Is this Samson strong enough to crush the competition?

Record and Artist Details

Composer or Director: George Frideric Handel

Genre:

Vocal

Label: Carus

Media Format: Super Audio CD

Media Runtime: 0

Mastering:

Stereo
DDD

Catalogue Number: CARUS83425

Tracks:

Composition Artist Credit
Samson George Frideric Handel, Composer
Franziska Gottwald, Contralto (Female alto)
George Frideric Handel, Composer
Göttingen Festival Orchestra
Nicholas McGegan, Conductor
North German Radio Chorus
Sophie Daneman, Soprano
Thomas Cooley, Tenor
William Berger, Bass
Samson is unquestionably Handel’s most ambitious English dramatic oratorio, and at its first appearance in 1743 eclipsed the first London performances of Messiah. Skilfully adapted from verses by Milton, it is one of the composer’s most challenging and problematic epics for performers. The most common pitfall is adopting a ponderous pace for the long first part in which the blinded captive title-hero bitterly bewails his fate. As in all previous recordings, this performance drags its heels too much in contemplative recitatives. Also, the copious use of organ continuo is soporific. This is a pity because Nicholas McGegan’s pacing and conducting of the arias and choruses in all other respects is exemplary. The Göttingen Handel Festival Orchestra play with plenty of expertise and personality: the trumpet parts in “Awake the trumpet’s lofty sound” have seldom sounded so splendid, the flutes and horns in the Dead March achieve ideal sonorities, and the string ritornello in Dalila’s “To fleeting pleasures” is imaginatively shaped. The scene in which the Philistines are heard dying in the distance is brilliantly executed by the orchestra, and trumpeter David Staff does an admirably bold yet unfussy job of “Let the bright seraphim”. The North German Radio Chorus is heavy-handed and a bit too full-blooded at times. Apart from the sensitively balanced choral elegy “Glorious hero”, the more sublime choruses (eg “Hear Jacob’s God”) do not match the streamlined blend from The Sixteen on Harry Christophers’s recording, although McGegan finds a greater amount of dramatic details and expressive nuances in Handel’s instrumental writing.
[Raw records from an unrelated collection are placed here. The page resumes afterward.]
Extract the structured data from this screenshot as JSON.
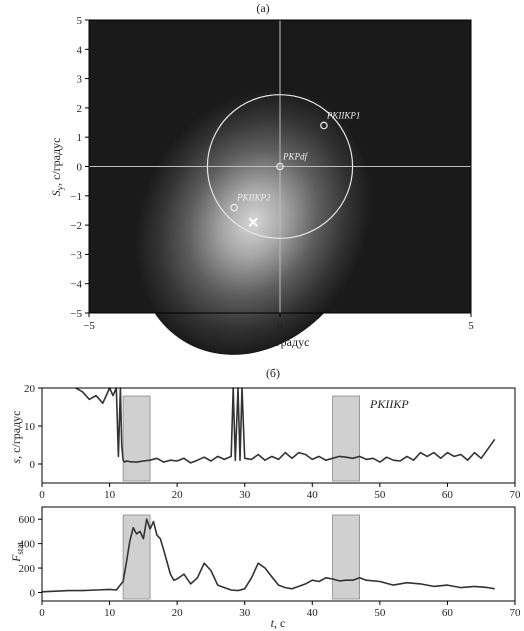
{
  "chart_data": [
    {
      "type": "heatmap",
      "panel_label": "(а)",
      "xlabel": "S_x, с/градус",
      "ylabel": "S_y, с/градус",
      "xlim": [
        -5,
        5
      ],
      "ylim": [
        -5,
        5
      ],
      "xticks": [
        "−5",
        "0",
        "5"
      ],
      "yticks": [
        "−5",
        "−4",
        "−3",
        "−2",
        "−1",
        "0",
        "1",
        "2",
        "3",
        "4",
        "5"
      ],
      "colors": {
        "background": "#1a1a1a",
        "peak": "#d4d4d4",
        "circle": "#e6e6e6"
      },
      "field_peak": {
        "x": -0.7,
        "y": -1.9
      },
      "circle": {
        "cx": 0,
        "cy": 0,
        "r": 1.9
      },
      "points": [
        {
          "name": "PKIIKP1",
          "x": 1.15,
          "y": 1.4
        },
        {
          "name": "PKPdf",
          "x": 0,
          "y": 0
        },
        {
          "name": "PKIIKP2",
          "x": -1.2,
          "y": -1.4
        }
      ],
      "max_marker": {
        "x": -0.7,
        "y": -1.9
      }
    },
    {
      "type": "line",
      "panel_label": "(б)",
      "series_label": "PKIIKP",
      "ylabel": "s, с/градус",
      "xlim": [
        0,
        70
      ],
      "ylim": [
        -5,
        20
      ],
      "xticks": [
        0,
        10,
        20,
        30,
        40,
        50,
        60,
        70
      ],
      "yticks": [
        0,
        10,
        20
      ],
      "shaded_x": [
        [
          12,
          16
        ],
        [
          43,
          47
        ]
      ],
      "x": [
        5,
        6,
        7,
        8,
        9,
        10,
        10.5,
        11,
        11.3,
        11.6,
        11.8,
        12,
        12.2,
        12.5,
        13,
        14,
        15,
        16,
        17,
        18,
        19,
        20,
        21,
        22,
        23,
        24,
        25,
        26,
        27,
        28,
        28.3,
        28.6,
        29,
        29.3,
        29.6,
        30,
        31,
        32,
        33,
        34,
        35,
        36,
        37,
        38,
        39,
        40,
        41,
        42,
        43,
        44,
        45,
        46,
        47,
        48,
        49,
        50,
        51,
        52,
        53,
        54,
        55,
        56,
        57,
        58,
        59,
        60,
        61,
        62,
        63,
        64,
        65,
        66,
        67
      ],
      "y": [
        20,
        19,
        17,
        18,
        16,
        20,
        18,
        25,
        2,
        25,
        5,
        1,
        0.5,
        0.8,
        0.6,
        0.5,
        0.8,
        1,
        1.5,
        0.5,
        1,
        0.8,
        1.5,
        0.3,
        1,
        1.8,
        0.8,
        2,
        1.2,
        2,
        25,
        1,
        25,
        1,
        25,
        1.5,
        1.2,
        2.5,
        1,
        2,
        1.2,
        3,
        1.5,
        3,
        2.5,
        1.2,
        2,
        1,
        1.5,
        2,
        1.8,
        1.5,
        2,
        1.2,
        1.5,
        0.5,
        1.8,
        1,
        0.8,
        2,
        1,
        3,
        2,
        3,
        1.5,
        3,
        2,
        2.5,
        1,
        3,
        1.5,
        4,
        6.5
      ]
    },
    {
      "type": "line",
      "ylabel": "F_stat",
      "xlabel": "t, с",
      "xlim": [
        0,
        70
      ],
      "ylim": [
        -70,
        700
      ],
      "xticks": [
        0,
        10,
        20,
        30,
        40,
        50,
        60,
        70
      ],
      "yticks": [
        0,
        200,
        400,
        600
      ],
      "shaded_x": [
        [
          12,
          16
        ],
        [
          43,
          47
        ]
      ],
      "x": [
        0,
        2,
        4,
        6,
        8,
        10,
        11,
        12,
        12.5,
        13,
        13.5,
        14,
        14.5,
        15,
        15.5,
        16,
        16.5,
        17,
        17.5,
        18,
        18.5,
        19,
        19.5,
        20,
        21,
        22,
        23,
        24,
        25,
        26,
        27,
        28,
        29,
        30,
        31,
        32,
        33,
        34,
        35,
        36,
        37,
        38,
        39,
        40,
        41,
        42,
        43,
        44,
        45,
        46,
        47,
        48,
        50,
        52,
        54,
        56,
        58,
        60,
        62,
        64,
        66,
        67
      ],
      "y": [
        5,
        10,
        15,
        15,
        20,
        25,
        20,
        90,
        250,
        420,
        530,
        480,
        500,
        440,
        600,
        520,
        580,
        470,
        440,
        350,
        250,
        150,
        100,
        110,
        150,
        70,
        120,
        240,
        180,
        60,
        40,
        20,
        15,
        30,
        120,
        240,
        200,
        130,
        60,
        40,
        30,
        50,
        70,
        100,
        90,
        120,
        110,
        95,
        100,
        100,
        120,
        100,
        90,
        60,
        80,
        70,
        50,
        60,
        40,
        50,
        40,
        30
      ]
    }
  ]
}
Thomas Cooley is the finest Samson on disc since Anthony Rolfe Johnson (on Harnoncourt’s otherwise dodgy version), sensitively singing his farewell aria “Thus when the sun”, but also bringing plenty of colour and animation to athletic music. William Berger sings Manoa’s “How willing my paternal love” with tenderness, and Sophie Daneman is on sparkling form as Dalila (she is less enlivened as an Israelite). The only weak link is Franziska Gottwald’s bland Micah (“Return O God of hosts” is underwhelming, and her Teutonic delivery of recitatives is cumbersome). This live recording made at Dresden’s Frauenkirche offers plenty of exciting and near-ideal interpretations of many individual moments, and so it is now the best interpretation of some aspects of Samson on disc, although its few drawbacks prevent it from knocking The Sixteen’s version off its perch.